Content, campaign, and growth agents get a performance digest injected into their context each run. This digest shows metrics on the content they've created, the campaigns they've launched, and the growth patterns they've identified.

The loop works like this:

  1. Agent creates content (blog post, email campaign, social thread)
  2. Performance is measured over subsequent days (views, clicks, conversions, replies)
  3. Next time the agent runs, performance data is included in its context
  4. Agent sees what worked and what didn't
  5. Agent adjusts its approach for the next piece of content

This is how agents get better over time without explicit retraining. The content engine doesn't need someone to tell it "write more technical deep-dives." It sees that its technical posts got 4x more engagement than listicles, records a lesson, and shifts its strategy.

The feedback loop closes the gap between action and outcome. Without it, agents operate blindly — producing content, sending emails, running campaigns, but never learning from the results.

How it all fits together

Here's the full picture:

┌──────────────────────────────────────────────────────┐
│              AGENT COORDINATION LAYER                 │
│                                                      │
│  ┌─────────────┐  ┌─────────────┐  ┌─────────────┐ │
│  │  Talkspaces  │  │  Event Bus  │  │  Awareness   │ │
│  │  (async      │  │  (structured │  │  (filtered   │ │
│  │  channels)   │  │  signals)    │  │  world view) │ │
│  └──────┬───────┘  └──────┬──────┘  └──────┬───────┘ │
│         │                 │                │          │
│         └────────┬────────┘────────┬───────┘          │
│                  │                 │                   │
│           ┌──────▼──────┐  ┌──────▼──────┐           │
│           │  Context     │  │  Persistent  │           │
│           │  Builder     │  │  Memory      │           │
│           └──────┬──────┘  └──────┬──────┘           │
│                  │                 │                   │
│                  └────────┬───────┘                    │
│                           │                            │
│                    ┌──────▼──────┐                     │
│                    │ Agent Prompt │                     │
│                    └─────────────┘                     │
└──────────────────────────────────────────────────────┘

Four mechanisms, each handling a different type of coordination:

Talkspaces handle unstructured conversation. When an agent has a nuanced observation, a strategic suggestion, or a question for other agents, it posts to a talkspace. Other agents see it in their context digest or read it explicitly. This is the "water cooler" of the system — where insights get shared in natural language.

The event bus handles structured signals. Discrete, schema-validated events that other agents can programmatically react to. "Lead converted." "Competitor changed pricing." "Content draft ready." No ambiguity, no interpretation needed — just facts with required fields.

The awareness index provides a filtered snapshot of system state. Each agent sees only the collaborators, events, and channels relevant to its role. This keeps context tight and prevents agents from getting confused by information they don't need.

Persistent memory gives each agent continuity across runs. Lessons learned, goals being pursued, research accumulated, strategies in play. Without this, every agent run would start from zero.

The context builder is where everything converges. It takes talkspace digests, relevant events, the filtered awareness snapshot, and the agent's persistent memory, and assembles them into a single block that gets injected into the agent's system prompt.

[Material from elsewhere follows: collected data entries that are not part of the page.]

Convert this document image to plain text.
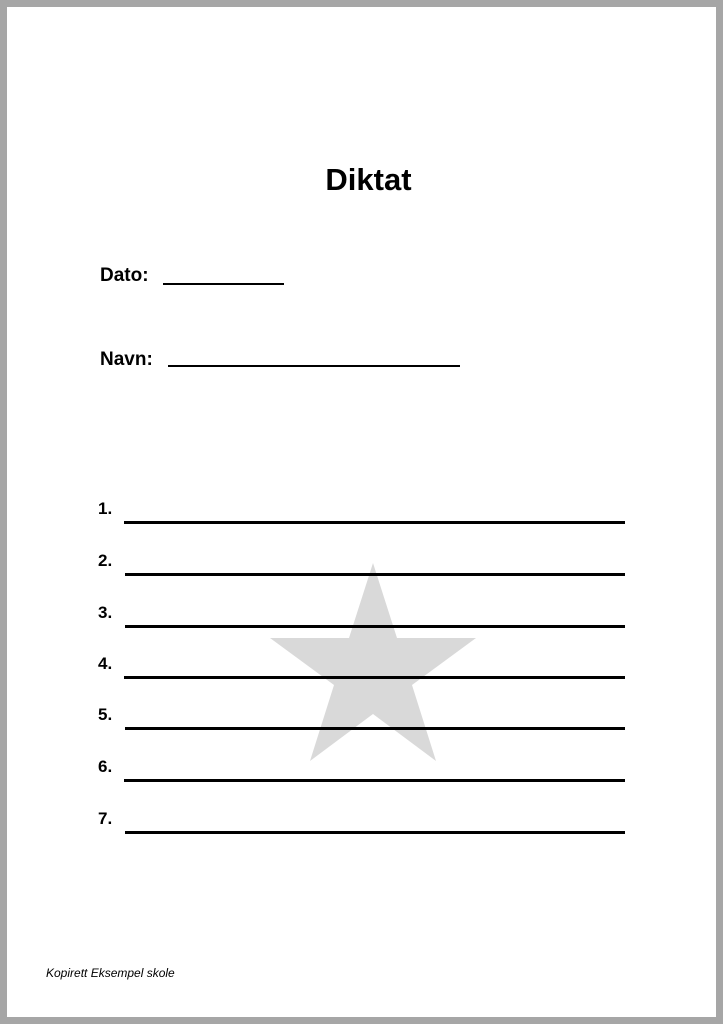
Diktat
Dato:
Navn:
1.
2.
3.
4.
5.
6.
7.
Kopirett Eksempel skole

When the agent wakes up, it immediately knows: what's happening in the system, what its collaborators are doing, what events it needs to process, what it learned last time, and what goals it's working toward.

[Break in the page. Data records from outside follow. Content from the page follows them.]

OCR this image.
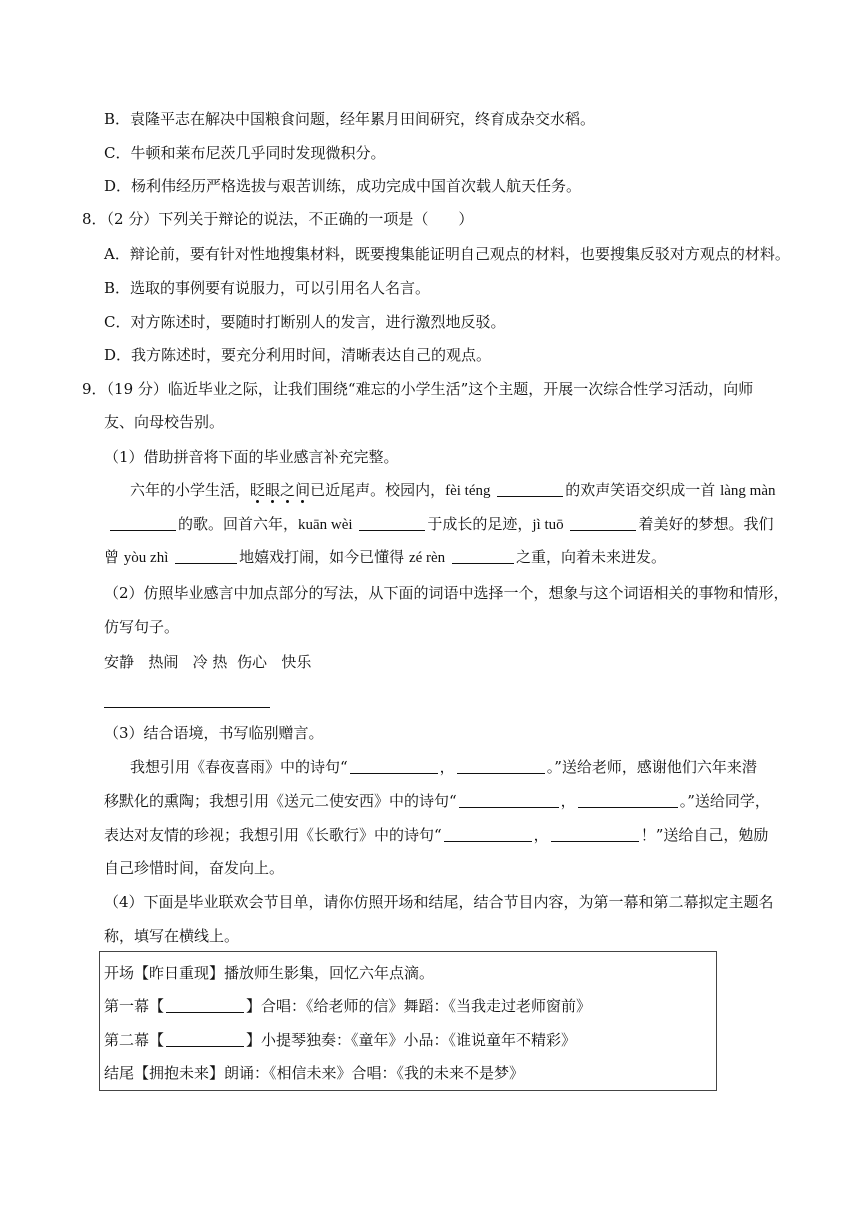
B．袁隆平志在解决中国粮食问题，经年累月田间研究，终育成杂交水稻。
C．牛顿和莱布尼茨几乎同时发现微积分。
D．杨利伟经历严格选拔与艰苦训练，成功完成中国首次载人航天任务。
8．（2 分）下列关于辩论的说法，不正确的一项是（　　）
A．辩论前，要有针对性地搜集材料，既要搜集能证明自己观点的材料，也要搜集反驳对方观点的材料。
B．选取的事例要有说服力，可以引用名人名言。
C．对方陈述时，要随时打断别人的发言，进行激烈地反驳。
D．我方陈述时，要充分利用时间，清晰表达自己的观点。
9．（19 分）临近毕业之际，让我们围绕“难忘的小学生活”这个主题，开展一次综合性学习活动，向师
友、向母校告别。
（1）借助拼音将下面的毕业感言补充完整。
六年的小学生活，眨眼之间已近尾声。校园内，fèi téng	的欢声笑语交织成一首 làng màn
的歌。回首六年，kuān wèi	于成长的足迹，jì tuō	着美好的梦想。我们
曾 yòu zhì	地嬉戏打闹，如今已懂得 zé rèn	之重，向着未来进发。
（2）仿照毕业感言中加点部分的写法，从下面的词语中选择一个，想象与这个词语相关的事物和情形，
仿写句子。
安静 热闹 冷 热 伤心 快乐
（3）结合语境，书写临别赠言。
我想引用《春夜喜雨》中的诗句“	，	。”送给老师，感谢他们六年来潜
移默化的熏陶；我想引用《送元二使安西》中的诗句“	，	。”送给同学，
表达对友情的珍视；我想引用《长歌行》中的诗句“	，	！”送给自己，勉励
自己珍惜时间，奋发向上。
（4）下面是毕业联欢会节目单，请你仿照开场和结尾，结合节目内容，为第一幕和第二幕拟定主题名
称，填写在横线上。
开场【昨日重现】播放师生影集，回忆六年点滴。
第一幕【	】合唱：《给老师的信》舞蹈：《当我走过老师窗前》
第二幕【	】小提琴独奏：《童年》小品：《谁说童年不精彩》
结尾【拥抱未来】朗诵：《相信未来》合唱：《我的未来不是梦》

That's the coordination layer. No shared database. No message broker. No external services. Just JSON files on disk, smart filtering, and a context builder that knows what each agent needs to see.

The result: 15 agents that operate independently but act like a coordinated team. Each one only wakes up for a few minutes at a time, but between persistent memory and the coordination layer, it picks up exactly where it left off — with full awareness of what happened while it was asleep.